Chaque fois que M. Sarraut est venu au pouvoir, il ne manqua pas de hisser bien haut son drapeau de bataille et l’heure de M. Sarraut a bien souvent sonné. Aujourd’hui, lorsque Peri lui demanda à la Chambre de modifier son cri de guerre, M. Sarraut accéda volontiers à cette demande : "Caton ne demande plus la destruction de Carthage quand Carthage s’écroule".
Nous ne suivrons pas dans le détail, l’oeuvre de "civilisation" de M. Sarraut en Indochine où, gouverneur, il provoqua des massacres qui ont rendu son nom célèbre dans ces régions. M. Sarraut est un radical-socialiste, ne l’oublions pas et, en tant que tel, il sait ce que signifie "civilisation" puisque ses pères spirituels en radicalisme menèrent campagne contre Jules Ferry et l’occupation du Tonkin en 1882.
Mais c’est là un aspect de sa carrière qui se relie à la formation de l’empire colonial français. Nous voudrions plutôt jeter un coup d’oeil sur quelques moments politiques de ses interventions en France, parce qu’il s’y manifeste une ligne de continuité qui dans ce qu’elle a d’essentiel symbolise le chemin suivi par le capitalisme pour écraser le prolétariat.
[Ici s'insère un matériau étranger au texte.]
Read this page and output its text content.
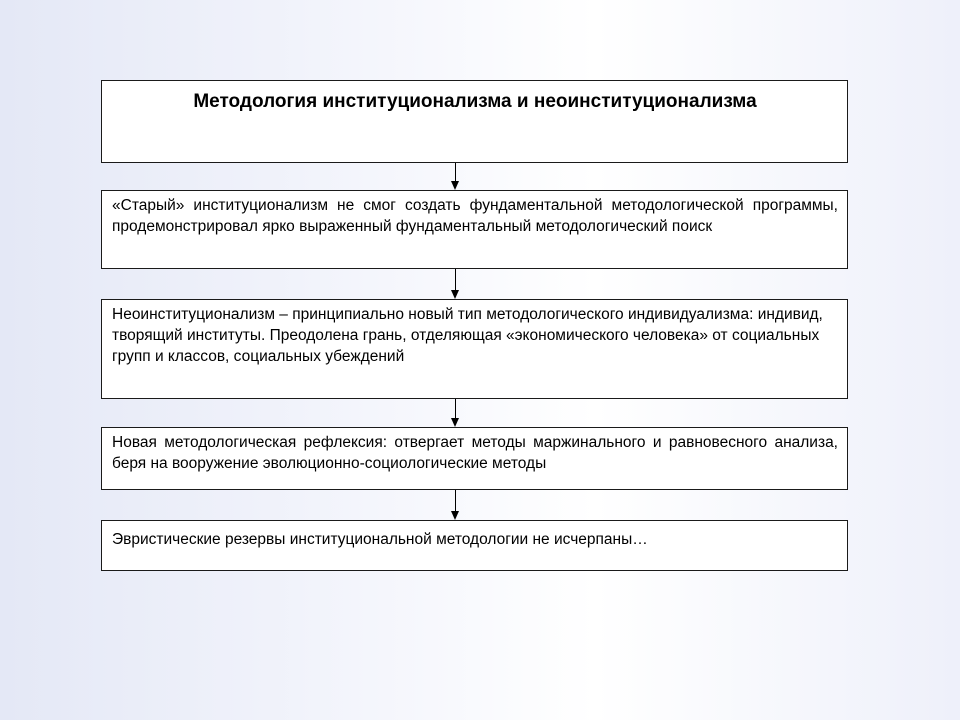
Методология институционализма и неоинституционализма
«Старый» институционализм не смог создать фундаментальной методологической программы, продемонстрировал ярко выраженный фундаментальный методологический поиск
Неоинституционализм – принципиально новый тип методологического индивидуализма: индивид, творящий институты. Преодолена грань, отделяющая «экономического человека» от социальных групп и классов, социальных убеждений
Новая методологическая рефлексия: отвергает методы маржинального и равновесного анализа, беря на вооружение эволюционно-социологические методы
Эвристические резервы институциональной методологии не исчерпаны…
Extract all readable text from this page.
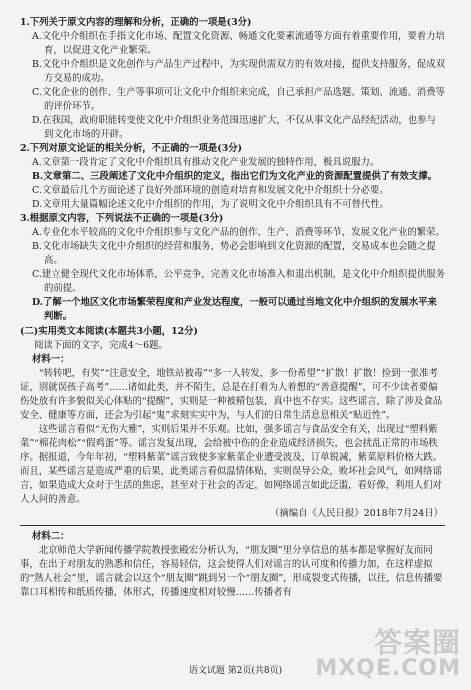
1.下列关于原文内容的理解和分析，正确的一项是(3分)
A.文化中介组织在手指文化市场、配置文化资源、畅通文化要素流通等方面有着重要作用，要着力培育，以促进文化产业繁荣。
B.文化中介组织是文化创作与产品生产过程中，为实现供需双方的有效对接，提供支持服务，促成双方交易的成功。
C.文化企业的创作、生产等事项可让文化中介组织来完成，自己承担产品选题、策划、流通、消费等的评价环节。
D.在我国，政府职能转变使文化中介组织业务范围迅速扩大，不仅从事文化产品经纪活动，也参与到文化市场的开辟。
2.下列对原文论证的相关分析，不正确的一项是(3分)
A.文章第一段肯定了文化中介组织具有推动文化产业发展的独特作用，极具说服力。
B.文章第二、三段阐述了文化中介组织的定义，指出它们为文化产业的资源配置提供了有效支撑。
C.文章最后几个方面论述了良好外部环境的创造对培育和发展文化中介组织十分必要。
D.文章用大量篇幅论述文化中介组织的作用，为了说明文化中介组织具有不可替代性。
3.根据原文内容，下列说法不正确的一项是(3分)
A.专业化水平较高的文化中介组织参与文化产品的创作、生产、消费等环节，发展文化产业的繁荣。
B.文化市场缺失文化中介组织的经营和服务，势必会影响到文化资源的配置，交易成本也会随之提高。
C.建立健全现代文化市场体系，公平竞争，完善文化市场准入和退出机制，是文化中介组织提供服务的前提。
D.了解一个地区文化市场繁荣程度和产业发达程度，一般可以通过当地文化中介组织的发展水平来判断。
(二)实用类文本阅读(本题共3小题，12分)
阅读下面的文字，完成4～6题。
材料一：
“转转吧，有奖”“注意安全，地铁站被毒”“多一人转发，多一份希望”“扩散！扩散！捡到一张准考证，别就误孩子高考”……诸如此类，并不陌生，总是在打着为人着想的“善意提醒”，可不少读者要偏伤处放有许多貌似关心体贴的“提醒”，实则是一种被精包装，真中也不存实。这些谣言，除了涉及食品安全、健康等方面，还会为引起“鬼”求刻实实中为，与人们的日常生活息息相关“贴近性”。
这些谣言看似“无伤大雅”，实则后果并不乐观。比如，强多谣言与食品安全有关，出现过“塑料紫菜”“棉花肉松”“假鸡蛋”等。谣言发复出现，会给被中伤的企业造成经济损失，也会扰乱正常的市场秩序。据报道，今年年初，“塑料紫菜”谣言致使多家紫菜企业遭受波及，订单锐减，紫菜原料价格大跌。而且，某些谣言是造成严重的后果，此类谣言看似温情体贴，实则误导公众，败坏社会风气，如网络谣言，如果造成大众对于生活的焦虑，甚至对于社会的否定，如网络谣言如此泛滥，看好像，利用人们对人人问的善意。
（摘编自《人民日报》2018年7月24日）
材料二：
北京师范大学新闻传播学院教授张殿宏分析认为，“朋友圈”里分享信息的基本都是掌握好友而同事，在出于对朋友的熟悉和信任，容易轻信，这会使得人们对谣言的认可度和传播力加，在这样虚拟的“熟人社会”里，谣言就会以这个“朋友圈”跳到另一个“朋友圈”，形成裂变式传播，以往，信息传播要靠口耳相传和纸质传播，体形式，传播速度相对较慢……传播者有
语文试题 第2页(共8页)
答案圈
MXQE.COM
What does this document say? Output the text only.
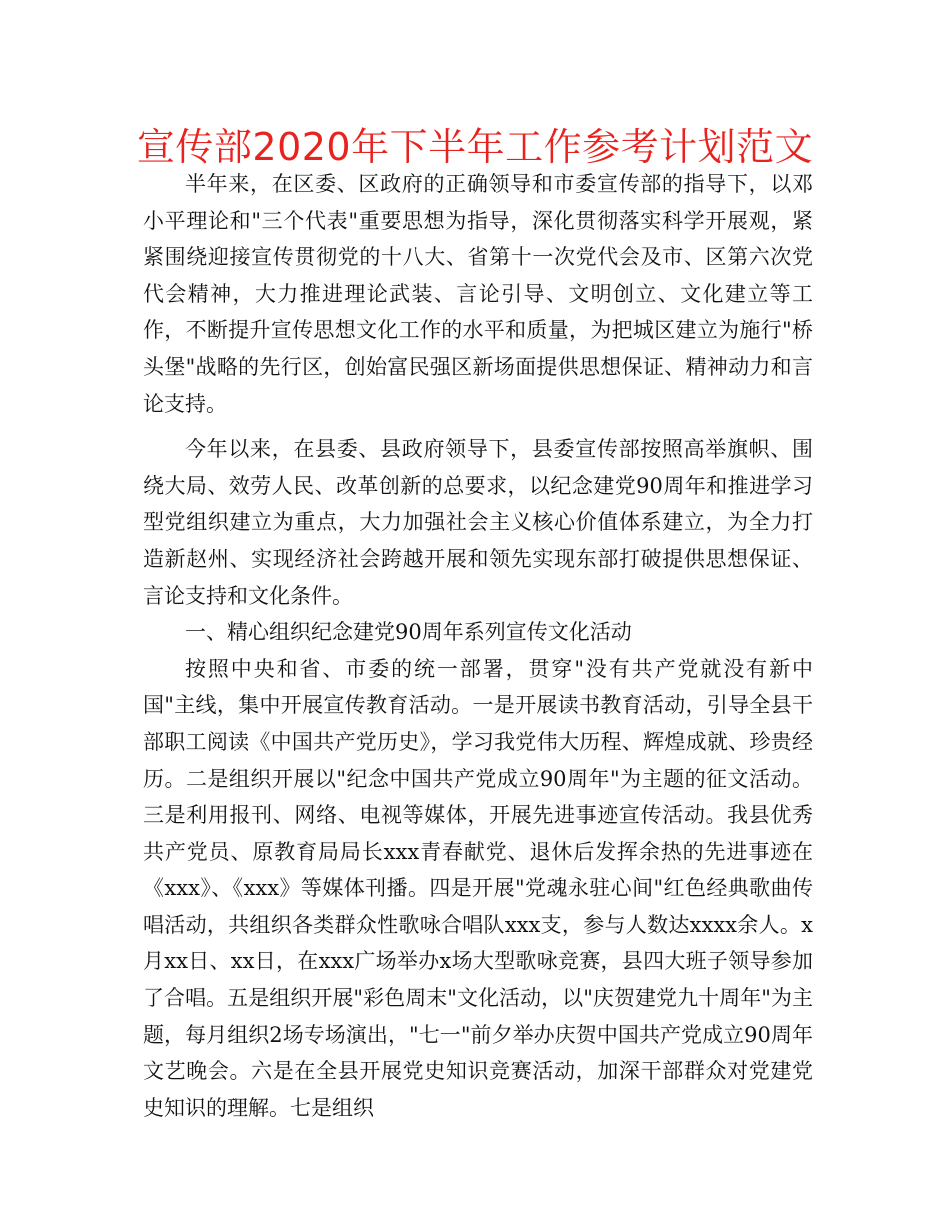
宣传部2020年下半年工作参考计划范文

半年来，在区委、区政府的正确领导和市委宣传部的指导下，以邓小平理论和"三个代表"重要思想为指导，深化贯彻落实科学开展观，紧紧围绕迎接宣传贯彻党的十八大、省第十一次党代会及市、区第六次党代会精神，大力推进理论武装、言论引导、文明创立、文化建立等工作，不断提升宣传思想文化工作的水平和质量，为把城区建立为施行"桥头堡"战略的先行区，创始富民强区新场面提供思想保证、精神动力和言论支持。

今年以来，在县委、县政府领导下，县委宣传部按照高举旗帜、围绕大局、效劳人民、改革创新的总要求，以纪念建党90周年和推进学习型党组织建立为重点，大力加强社会主义核心价值体系建立，为全力打造新赵州、实现经济社会跨越开展和领先实现东部打破提供思想保证、言论支持和文化条件。

一、精心组织纪念建党90周年系列宣传文化活动

按照中央和省、市委的统一部署，贯穿"没有共产党就没有新中国"主线，集中开展宣传教育活动。一是开展读书教育活动，引导全县干部职工阅读《中国共产党历史》，学习我党伟大历程、辉煌成就、珍贵经历。二是组织开展以"纪念中国共产党成立90周年"为主题的征文活动。三是利用报刊、网络、电视等媒体，开展先进事迹宣传活动。我县优秀共产党员、原教育局局长xxx青春献党、退休后发挥余热的先进事迹在《xxx》、《xxx》等媒体刊播。四是开展"党魂永驻心间"红色经典歌曲传唱活动，共组织各类群众性歌咏合唱队xxx支，参与人数达xxxx余人。x月xx日、xx日，在xxx广场举办x场大型歌咏竞赛，县四大班子领导参加了合唱。五是组织开展"彩色周末"文化活动，以"庆贺建党九十周年"为主题，每月组织2场专场演出，"七一"前夕举办庆贺中国共产党成立90周年文艺晚会。六是在全县开展党史知识竞赛活动，加深干部群众对党建党史知识的理解。七是组织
Tout d’abord, en quelle situation M. Sarraut revient-il en 1936 au pouvoir ? Au point de vue de la situation internationale, il s’agit de substituer à la tentative de compromis avec l’impérialisme italien, de l’antisanctionniste Laval, une politique consistant en une suprême tentative de garder l’appui de l’Italie en Europe, en lui laissant plein liberté en Éthiopie. Si sous Laval, nous avons le pacte de Paris, les palabres de Genève, sous Sarraut c’est le calme plat, les prudentes discussions diplomatiques qui permettent à Mussolini de poursuivre tranquillement ses opérations. Dans le fond, la politique extérieure de Laval et celle de Sarraut sont reliées intimement ; d’autre part, après l’échec du pacte de Paris, Laval n’avait-il pas adopté les positions des partisans du Covenant et des sanctions ? Il est parfaitement possible que la session de Genève consacrée aux sanctions oblige Sarraut à abandonner la politique du laisser faire et à aboutir à une politique plus sanctionniste. De toute façon, le choix de Flandin comme successeur du "maquignon auvergnat" représente certainement une spéculation du capitalisme pour une pareille éventualité où ce disciple de Waldeck-Rousseau pourra mieux que Laval présenter les positions internationales de la France sous l’angle de l’antifascisme et de la "défense de la République".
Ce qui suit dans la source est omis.